Evans v. Von Laer
Decision Date | 08 September 1887 |
Parties | EVANS and another v. VON LAER. |
Court | U.S. District Court — District of Massachusetts |
Gray & Swift and Austin G. Fox, for defendant.
The complainants by their bill claim, as against the defendant the exclusive use of the word 'Montserrat,' as a designation for lime juice. Montserrat is the name of a small island in the West Indies, and the complainants, who reside in Liverpool, are the consignees of the Montserrat Company Limited, a corporation having large plantations on the island. The defendant lives in Boston, and is a dealer in lemon and lime-fruit juice. Formerly he did business as Von Laer & Co., or as the Von Laer Fruit-Juice Co. It appears that on labels bearing the name Von Laer & Co., the lime juice was designated as imported from Montserrat. It is not shown that this lime juice was not in fact from Montserrat. On the contrary, the evidence is that the defendant, or Von Laer & Co., bought lime juice on the island, and had it shipped to this country.

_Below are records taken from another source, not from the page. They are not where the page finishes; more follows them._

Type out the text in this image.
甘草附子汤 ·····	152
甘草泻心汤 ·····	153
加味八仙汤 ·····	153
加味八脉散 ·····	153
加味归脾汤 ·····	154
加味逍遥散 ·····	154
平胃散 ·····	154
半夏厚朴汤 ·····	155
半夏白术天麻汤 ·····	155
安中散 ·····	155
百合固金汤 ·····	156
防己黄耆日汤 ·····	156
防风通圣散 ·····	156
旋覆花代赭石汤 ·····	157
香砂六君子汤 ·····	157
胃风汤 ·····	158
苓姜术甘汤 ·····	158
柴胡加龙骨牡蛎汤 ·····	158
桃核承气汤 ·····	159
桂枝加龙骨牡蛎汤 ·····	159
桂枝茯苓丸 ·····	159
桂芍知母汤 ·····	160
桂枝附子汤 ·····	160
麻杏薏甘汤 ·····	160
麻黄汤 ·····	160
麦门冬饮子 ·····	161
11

The fact that the Montserrat Company may have acquired a high reputation for the purity and strength of their article, and that the importation of Von Laer & Co. may have been inferior in quality, can make no difference, unless the defendant, by improper means and devices, has sought to make the public believe that he was selling the article made by the Montserrat Company. In the absence of fraud the complainants cannot enjoin the defendant from the use of a geographical name. This was settled in the case of Canal Co. v. Clark, 13 Wall. 311, where the court refused to enjoin the defendant against calling their coal 'Lackawanna 'coal,' and where it was held that no one can apply the name of a district of country to a well-known article of commerce, and obtain thereby such an exclusive right to the application as to prevent others inhabiting the district, or dealing in similar articles coming from the district, from truthfully using the same designation. The fact that such use by another person may cause the public to make a mistake as to the origin or ownership of the product can make no difference, if it is true in its application to the goods of one as to the other. Purchasers may be mistaken, but they are not deceived by false representation, and equity will not enjoin against telling the truth. It is manifest, then, that to entitle the complainants to any relief sought by this bill, some fraud must be proved.